The earliest known account of the phrase's origin in reference to a sports injury was published in the Boston Globe in 1886. The Boston Globe also attributed the phrase to Quest. According to that account, Quest "gave the name of 'Charlie horse' to a peculiar contraction and hardening of the muscles and tendons of the thigh, to which base ball players are especially liable from the sudden starting and stopping in chasing balls, as well as the frequent slides in base running."

According to a third account, published in 1889, Quest coined the phrase based on his experience working in his father's machine shop, where an old horse named "Charley" walked stiffly after pulling heavy loads. When later observing ball players walk with a similar stiffness after a cramp or strain, Quest was reported to have referred to the condition as a "Charley horse". A similar account was later published in The Sporting Life in 1898.

A fourth account, published in 1937, stated that Quest developed the phrase after limping off the field and commenting, "I'm as lame as that old white horse Charley over there in the lot." According to that account, team-mates began calling Quest "Charley horse" and used the term to refer to painful body stiffness from over-strained muscles.

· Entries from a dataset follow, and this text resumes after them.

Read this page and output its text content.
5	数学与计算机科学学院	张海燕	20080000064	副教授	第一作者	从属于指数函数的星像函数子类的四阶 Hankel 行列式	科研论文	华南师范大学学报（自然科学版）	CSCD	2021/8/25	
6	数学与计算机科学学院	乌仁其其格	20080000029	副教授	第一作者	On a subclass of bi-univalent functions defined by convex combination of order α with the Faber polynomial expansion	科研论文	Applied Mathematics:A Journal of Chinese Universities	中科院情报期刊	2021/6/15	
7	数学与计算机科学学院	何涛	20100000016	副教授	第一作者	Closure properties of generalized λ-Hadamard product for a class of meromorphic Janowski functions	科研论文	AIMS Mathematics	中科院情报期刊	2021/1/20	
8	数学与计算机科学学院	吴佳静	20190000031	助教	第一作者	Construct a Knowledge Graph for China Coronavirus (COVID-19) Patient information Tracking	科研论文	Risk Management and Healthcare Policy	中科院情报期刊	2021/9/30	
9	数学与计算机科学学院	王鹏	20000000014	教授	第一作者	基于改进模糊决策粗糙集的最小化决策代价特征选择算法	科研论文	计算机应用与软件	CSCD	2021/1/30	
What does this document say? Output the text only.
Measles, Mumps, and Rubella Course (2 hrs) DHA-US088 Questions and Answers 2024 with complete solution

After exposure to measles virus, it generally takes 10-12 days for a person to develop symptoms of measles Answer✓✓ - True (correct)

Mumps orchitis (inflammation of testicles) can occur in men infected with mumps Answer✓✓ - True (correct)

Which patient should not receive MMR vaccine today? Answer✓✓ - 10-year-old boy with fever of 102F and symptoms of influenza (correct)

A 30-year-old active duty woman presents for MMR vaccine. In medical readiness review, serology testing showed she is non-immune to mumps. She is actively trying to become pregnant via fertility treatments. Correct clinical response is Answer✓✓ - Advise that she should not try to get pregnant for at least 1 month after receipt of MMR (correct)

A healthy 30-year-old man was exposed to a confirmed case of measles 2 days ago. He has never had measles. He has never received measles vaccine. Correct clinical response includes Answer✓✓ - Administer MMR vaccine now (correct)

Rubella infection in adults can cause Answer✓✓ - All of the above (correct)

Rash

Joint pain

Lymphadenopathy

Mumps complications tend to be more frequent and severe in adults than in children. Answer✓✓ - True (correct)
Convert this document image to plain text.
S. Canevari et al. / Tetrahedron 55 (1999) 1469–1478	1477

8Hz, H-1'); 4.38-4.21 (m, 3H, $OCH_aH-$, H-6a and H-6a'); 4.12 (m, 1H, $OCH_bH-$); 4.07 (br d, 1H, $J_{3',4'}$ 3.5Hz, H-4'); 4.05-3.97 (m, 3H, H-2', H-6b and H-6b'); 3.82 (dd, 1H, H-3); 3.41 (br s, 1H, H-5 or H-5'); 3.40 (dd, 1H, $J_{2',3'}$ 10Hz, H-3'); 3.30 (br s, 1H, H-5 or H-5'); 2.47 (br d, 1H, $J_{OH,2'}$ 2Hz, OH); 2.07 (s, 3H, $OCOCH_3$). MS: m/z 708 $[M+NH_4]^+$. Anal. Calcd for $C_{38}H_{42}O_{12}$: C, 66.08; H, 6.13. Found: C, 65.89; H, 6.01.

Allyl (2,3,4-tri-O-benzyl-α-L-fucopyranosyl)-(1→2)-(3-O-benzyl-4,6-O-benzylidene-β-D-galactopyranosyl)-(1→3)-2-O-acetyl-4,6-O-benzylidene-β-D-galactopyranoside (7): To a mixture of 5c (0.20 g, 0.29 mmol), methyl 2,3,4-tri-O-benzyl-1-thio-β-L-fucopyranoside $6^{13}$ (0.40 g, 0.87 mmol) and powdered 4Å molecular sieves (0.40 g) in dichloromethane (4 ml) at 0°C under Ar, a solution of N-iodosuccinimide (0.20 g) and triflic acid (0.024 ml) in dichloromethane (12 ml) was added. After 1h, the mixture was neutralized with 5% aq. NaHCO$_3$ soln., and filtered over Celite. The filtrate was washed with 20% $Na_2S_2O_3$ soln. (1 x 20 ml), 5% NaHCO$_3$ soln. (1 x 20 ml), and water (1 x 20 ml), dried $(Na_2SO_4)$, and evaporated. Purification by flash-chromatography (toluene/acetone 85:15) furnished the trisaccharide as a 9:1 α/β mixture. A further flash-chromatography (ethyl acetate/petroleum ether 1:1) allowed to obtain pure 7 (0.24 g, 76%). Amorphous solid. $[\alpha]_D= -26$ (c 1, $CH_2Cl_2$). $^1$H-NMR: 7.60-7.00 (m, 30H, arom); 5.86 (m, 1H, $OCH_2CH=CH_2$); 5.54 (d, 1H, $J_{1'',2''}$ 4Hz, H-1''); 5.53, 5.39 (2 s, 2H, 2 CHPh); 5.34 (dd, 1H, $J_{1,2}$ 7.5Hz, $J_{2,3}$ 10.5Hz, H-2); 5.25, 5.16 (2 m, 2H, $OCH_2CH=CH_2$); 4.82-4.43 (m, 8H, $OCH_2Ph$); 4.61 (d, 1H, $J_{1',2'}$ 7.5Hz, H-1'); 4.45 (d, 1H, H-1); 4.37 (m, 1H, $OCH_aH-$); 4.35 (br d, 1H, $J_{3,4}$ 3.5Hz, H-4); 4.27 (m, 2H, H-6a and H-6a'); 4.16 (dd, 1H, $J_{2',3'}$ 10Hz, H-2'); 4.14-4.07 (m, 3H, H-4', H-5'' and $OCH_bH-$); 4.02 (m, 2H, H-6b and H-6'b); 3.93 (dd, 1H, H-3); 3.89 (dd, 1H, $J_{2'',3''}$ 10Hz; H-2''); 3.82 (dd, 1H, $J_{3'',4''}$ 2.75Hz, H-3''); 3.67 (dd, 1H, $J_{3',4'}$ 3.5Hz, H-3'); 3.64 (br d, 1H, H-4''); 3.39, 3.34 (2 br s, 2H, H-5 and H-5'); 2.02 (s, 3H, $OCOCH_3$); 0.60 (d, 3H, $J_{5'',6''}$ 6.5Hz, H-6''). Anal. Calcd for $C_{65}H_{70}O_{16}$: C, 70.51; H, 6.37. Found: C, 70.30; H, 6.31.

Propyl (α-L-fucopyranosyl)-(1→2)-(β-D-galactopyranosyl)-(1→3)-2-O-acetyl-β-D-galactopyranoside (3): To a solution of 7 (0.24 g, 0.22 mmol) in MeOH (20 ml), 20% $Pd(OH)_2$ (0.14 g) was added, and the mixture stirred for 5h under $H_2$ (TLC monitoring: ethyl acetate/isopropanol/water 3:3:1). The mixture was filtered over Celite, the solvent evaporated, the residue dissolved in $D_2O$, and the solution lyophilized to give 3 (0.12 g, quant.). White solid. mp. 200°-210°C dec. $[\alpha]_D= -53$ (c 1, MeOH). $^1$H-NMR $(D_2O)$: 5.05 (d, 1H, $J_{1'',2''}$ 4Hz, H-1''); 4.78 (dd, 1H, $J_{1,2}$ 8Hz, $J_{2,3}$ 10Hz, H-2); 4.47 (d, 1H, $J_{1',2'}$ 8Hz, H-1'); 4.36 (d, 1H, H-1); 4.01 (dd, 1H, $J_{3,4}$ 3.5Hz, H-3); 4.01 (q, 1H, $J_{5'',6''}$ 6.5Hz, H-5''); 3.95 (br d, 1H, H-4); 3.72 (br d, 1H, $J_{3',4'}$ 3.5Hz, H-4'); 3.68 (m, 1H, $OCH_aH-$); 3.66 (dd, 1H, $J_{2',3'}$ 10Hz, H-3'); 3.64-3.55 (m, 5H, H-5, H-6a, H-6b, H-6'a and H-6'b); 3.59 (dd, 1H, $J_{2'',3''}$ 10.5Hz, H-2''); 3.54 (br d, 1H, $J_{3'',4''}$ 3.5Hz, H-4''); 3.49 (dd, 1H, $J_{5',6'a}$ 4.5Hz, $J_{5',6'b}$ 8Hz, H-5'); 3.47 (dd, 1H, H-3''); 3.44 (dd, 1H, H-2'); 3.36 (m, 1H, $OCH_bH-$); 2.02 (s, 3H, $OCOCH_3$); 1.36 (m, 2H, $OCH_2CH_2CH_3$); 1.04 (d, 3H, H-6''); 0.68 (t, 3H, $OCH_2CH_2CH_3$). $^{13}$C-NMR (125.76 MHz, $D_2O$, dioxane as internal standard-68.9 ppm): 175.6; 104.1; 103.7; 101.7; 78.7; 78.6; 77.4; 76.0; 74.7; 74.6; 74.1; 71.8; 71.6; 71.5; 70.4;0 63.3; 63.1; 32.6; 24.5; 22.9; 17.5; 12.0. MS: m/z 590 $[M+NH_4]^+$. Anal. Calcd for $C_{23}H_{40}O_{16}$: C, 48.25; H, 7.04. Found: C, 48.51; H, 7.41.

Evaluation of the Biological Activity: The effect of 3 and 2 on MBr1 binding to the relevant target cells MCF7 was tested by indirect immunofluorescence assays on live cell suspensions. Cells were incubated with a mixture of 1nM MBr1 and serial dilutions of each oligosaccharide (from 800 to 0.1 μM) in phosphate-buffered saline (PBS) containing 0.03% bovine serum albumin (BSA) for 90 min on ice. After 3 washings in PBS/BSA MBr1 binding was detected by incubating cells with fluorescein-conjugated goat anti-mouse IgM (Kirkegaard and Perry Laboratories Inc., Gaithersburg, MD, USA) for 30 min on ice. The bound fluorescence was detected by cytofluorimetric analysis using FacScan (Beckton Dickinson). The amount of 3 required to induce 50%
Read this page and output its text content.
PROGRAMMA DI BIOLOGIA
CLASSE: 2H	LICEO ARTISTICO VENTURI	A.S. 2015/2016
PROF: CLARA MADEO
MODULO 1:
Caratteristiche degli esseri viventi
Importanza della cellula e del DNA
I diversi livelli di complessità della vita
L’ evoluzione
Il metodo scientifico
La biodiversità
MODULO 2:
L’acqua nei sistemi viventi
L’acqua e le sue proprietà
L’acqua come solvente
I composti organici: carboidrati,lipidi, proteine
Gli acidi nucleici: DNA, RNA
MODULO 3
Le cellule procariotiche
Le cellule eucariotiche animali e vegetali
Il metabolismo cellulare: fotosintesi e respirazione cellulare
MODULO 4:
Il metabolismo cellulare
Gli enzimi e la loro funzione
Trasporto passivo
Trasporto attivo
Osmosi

Other accounts have cited origin stories unrelated to Quest, though it has been noted that such accounts "can be discounted because the term was in use before the protagonist came to be." One such version attributed the phrase to Charlie Esper, a pitcher who reportedly walked "like a lame horse." However, Esper did not begin playing until 1894, by which time the phrase was already well established.